Down on the river east of Clint. It was in nineteen and seventeen just before my brother died and we were on the wrong side of the river waitin for dark to cross some stolen horses we’d recovered and we got word they was layin for us. We waited and waited and after a while the moon come up—just a piece of a moon, not even a quarter. It come up behind us and we could see it reflected in the windshield of their car over in the trees along the river breaks. Wendell Williams looked at me and he said: We got two moons in the sky. I dont believe I ever seen that before. And I said: Yes, and one of em is backwards. And we opened fire on em with our rifles.

Did they shoot back?

Sure they did. We laid there and shot up about a box of shells apiece and then they left out.

Was anybody hit?

Not that I ever heard of. We hit the car a time or two. Knocked the windshield out.

Did you get the horses across?

We did.

How many head was it?

It was a few. About seventy head.

That’s a lot of horses.

It was a lot of horses. We was paid good money, too. But it wasnt worth gettin shot over.

No sir. I guess not.

It does funny things to a man’s head.

What’s that, sir?

Bein shot at.
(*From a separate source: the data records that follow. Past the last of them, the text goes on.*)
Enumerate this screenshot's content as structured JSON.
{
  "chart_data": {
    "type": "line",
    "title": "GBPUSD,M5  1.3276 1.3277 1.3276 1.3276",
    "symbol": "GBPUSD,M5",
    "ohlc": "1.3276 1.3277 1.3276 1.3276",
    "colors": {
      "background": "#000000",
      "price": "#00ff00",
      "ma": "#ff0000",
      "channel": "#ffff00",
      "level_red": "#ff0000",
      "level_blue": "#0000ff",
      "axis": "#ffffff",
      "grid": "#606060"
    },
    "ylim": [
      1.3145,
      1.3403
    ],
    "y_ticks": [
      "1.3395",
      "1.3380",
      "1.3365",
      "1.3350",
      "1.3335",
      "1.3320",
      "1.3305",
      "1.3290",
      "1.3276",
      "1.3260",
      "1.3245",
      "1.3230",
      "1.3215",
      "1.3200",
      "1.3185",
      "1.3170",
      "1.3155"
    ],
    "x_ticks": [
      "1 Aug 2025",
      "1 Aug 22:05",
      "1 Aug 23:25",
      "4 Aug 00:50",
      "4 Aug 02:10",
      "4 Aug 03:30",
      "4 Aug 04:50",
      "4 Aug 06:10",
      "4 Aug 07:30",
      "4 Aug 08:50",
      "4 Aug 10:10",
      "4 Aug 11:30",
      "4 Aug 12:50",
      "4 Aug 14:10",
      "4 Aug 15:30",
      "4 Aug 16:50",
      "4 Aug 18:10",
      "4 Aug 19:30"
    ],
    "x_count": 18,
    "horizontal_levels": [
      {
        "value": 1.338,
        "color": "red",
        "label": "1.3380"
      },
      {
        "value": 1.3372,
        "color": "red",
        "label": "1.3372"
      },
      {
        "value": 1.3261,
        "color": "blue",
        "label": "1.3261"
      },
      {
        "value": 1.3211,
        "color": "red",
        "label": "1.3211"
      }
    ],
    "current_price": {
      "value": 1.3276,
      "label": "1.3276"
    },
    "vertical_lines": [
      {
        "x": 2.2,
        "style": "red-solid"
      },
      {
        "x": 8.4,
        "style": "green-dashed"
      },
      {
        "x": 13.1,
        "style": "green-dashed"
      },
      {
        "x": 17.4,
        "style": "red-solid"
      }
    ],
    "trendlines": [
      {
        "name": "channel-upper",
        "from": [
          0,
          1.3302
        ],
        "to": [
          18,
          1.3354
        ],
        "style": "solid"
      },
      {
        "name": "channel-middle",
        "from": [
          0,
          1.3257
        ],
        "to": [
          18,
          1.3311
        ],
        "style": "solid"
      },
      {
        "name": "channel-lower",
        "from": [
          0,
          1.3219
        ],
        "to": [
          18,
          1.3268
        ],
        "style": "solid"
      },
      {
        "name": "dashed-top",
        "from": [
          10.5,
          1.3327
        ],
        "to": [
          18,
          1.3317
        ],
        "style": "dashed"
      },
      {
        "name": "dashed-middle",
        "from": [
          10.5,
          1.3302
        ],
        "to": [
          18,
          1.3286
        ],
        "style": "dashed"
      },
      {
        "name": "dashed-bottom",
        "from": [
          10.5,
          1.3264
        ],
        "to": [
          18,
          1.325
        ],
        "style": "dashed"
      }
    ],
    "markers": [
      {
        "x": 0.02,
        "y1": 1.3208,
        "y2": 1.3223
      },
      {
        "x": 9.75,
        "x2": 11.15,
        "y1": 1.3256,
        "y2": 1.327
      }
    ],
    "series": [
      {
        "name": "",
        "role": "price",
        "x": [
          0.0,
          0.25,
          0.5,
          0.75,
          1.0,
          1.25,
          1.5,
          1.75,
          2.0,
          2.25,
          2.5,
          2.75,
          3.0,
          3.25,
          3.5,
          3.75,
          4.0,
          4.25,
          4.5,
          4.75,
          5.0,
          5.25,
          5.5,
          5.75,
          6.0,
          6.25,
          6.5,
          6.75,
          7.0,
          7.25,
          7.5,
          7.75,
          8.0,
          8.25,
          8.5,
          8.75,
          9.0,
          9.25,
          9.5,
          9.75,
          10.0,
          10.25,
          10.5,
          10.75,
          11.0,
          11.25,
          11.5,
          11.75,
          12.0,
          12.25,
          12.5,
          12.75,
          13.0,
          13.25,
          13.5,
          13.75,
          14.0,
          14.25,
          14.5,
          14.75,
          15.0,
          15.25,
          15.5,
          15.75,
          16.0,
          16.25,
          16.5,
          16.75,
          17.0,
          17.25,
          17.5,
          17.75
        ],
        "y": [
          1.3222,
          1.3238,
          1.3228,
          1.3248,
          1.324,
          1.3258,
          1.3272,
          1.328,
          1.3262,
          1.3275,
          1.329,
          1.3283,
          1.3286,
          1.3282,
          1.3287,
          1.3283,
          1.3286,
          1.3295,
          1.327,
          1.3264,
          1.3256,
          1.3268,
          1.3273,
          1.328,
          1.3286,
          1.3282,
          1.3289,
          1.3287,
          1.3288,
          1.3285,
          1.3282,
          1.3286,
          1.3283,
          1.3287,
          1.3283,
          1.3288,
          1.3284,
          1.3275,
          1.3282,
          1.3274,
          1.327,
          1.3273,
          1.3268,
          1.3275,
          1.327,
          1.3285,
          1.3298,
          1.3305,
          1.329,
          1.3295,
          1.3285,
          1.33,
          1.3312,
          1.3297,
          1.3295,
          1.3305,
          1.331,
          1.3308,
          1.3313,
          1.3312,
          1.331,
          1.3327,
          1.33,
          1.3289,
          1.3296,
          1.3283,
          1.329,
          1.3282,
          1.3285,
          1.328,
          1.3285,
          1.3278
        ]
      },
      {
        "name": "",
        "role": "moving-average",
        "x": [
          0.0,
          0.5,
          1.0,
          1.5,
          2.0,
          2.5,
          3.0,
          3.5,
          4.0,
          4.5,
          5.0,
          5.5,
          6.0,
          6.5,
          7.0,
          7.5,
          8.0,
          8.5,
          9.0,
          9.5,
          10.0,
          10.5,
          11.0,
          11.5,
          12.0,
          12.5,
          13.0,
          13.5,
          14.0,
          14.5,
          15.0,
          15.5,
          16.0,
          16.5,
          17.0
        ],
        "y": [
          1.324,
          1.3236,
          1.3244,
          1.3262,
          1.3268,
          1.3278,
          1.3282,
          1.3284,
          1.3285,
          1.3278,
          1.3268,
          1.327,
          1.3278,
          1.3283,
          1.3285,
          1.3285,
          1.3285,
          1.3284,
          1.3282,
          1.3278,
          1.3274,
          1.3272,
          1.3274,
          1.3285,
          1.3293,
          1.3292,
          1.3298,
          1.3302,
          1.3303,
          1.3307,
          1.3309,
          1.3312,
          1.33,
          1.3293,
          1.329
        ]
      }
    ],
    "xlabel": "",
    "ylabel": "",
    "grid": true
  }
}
Havin dirt thowed on you. Leaves cut. It changes a man’s perspective. Maybe some might have a appetite for it. I never did.

You didnt fight in the revolution?

No.

You were down there though.

Yes. Tryin to get the hell out. I’d been down there too long. I was just as glad when it did start. You’d wake up in some little town on a Sunday mornin and they’d be out in the street shootin at one another. You couldnt make any sense out of it. We like to never got out of there. I saw terrible things in that country. I dreamt about em for years.

He leaned and put his elbows on the table and took his makings from his shirtpocket and rolled another smoke and lit it. He sat looking at the table. He talked for a long time. He named the towns and villages. The mud pueblos. The executions against the mud walls sprayed with new blood over the dried black of the old and the fine powdered clay sifting down from the bulletholes in the wall after the men had fallen and the slow drift of riflesmoke and the corpses stacked in the streets or piled into the woodenwheeled carretas trundling over the cobbles or over the dirt roads to the nameless graves. There were thousands who went to war in the only suit they owned. Suits in which they’d been married and in which they would be buried. Standing in the streets in their coats and ties and hats behind the upturned carts and bales and firing their rifles like irate accountants. And the small artillery pieces on wheels that scooted backwards in the street at every round and had to be retrieved and the endless riding of horses to their deaths bearing flags or banners or the tentlike tapestries painted with portraits of the Virgin carried on poles into battle as if the mother of God herself were authoress of all that calamity and mayhem and madness.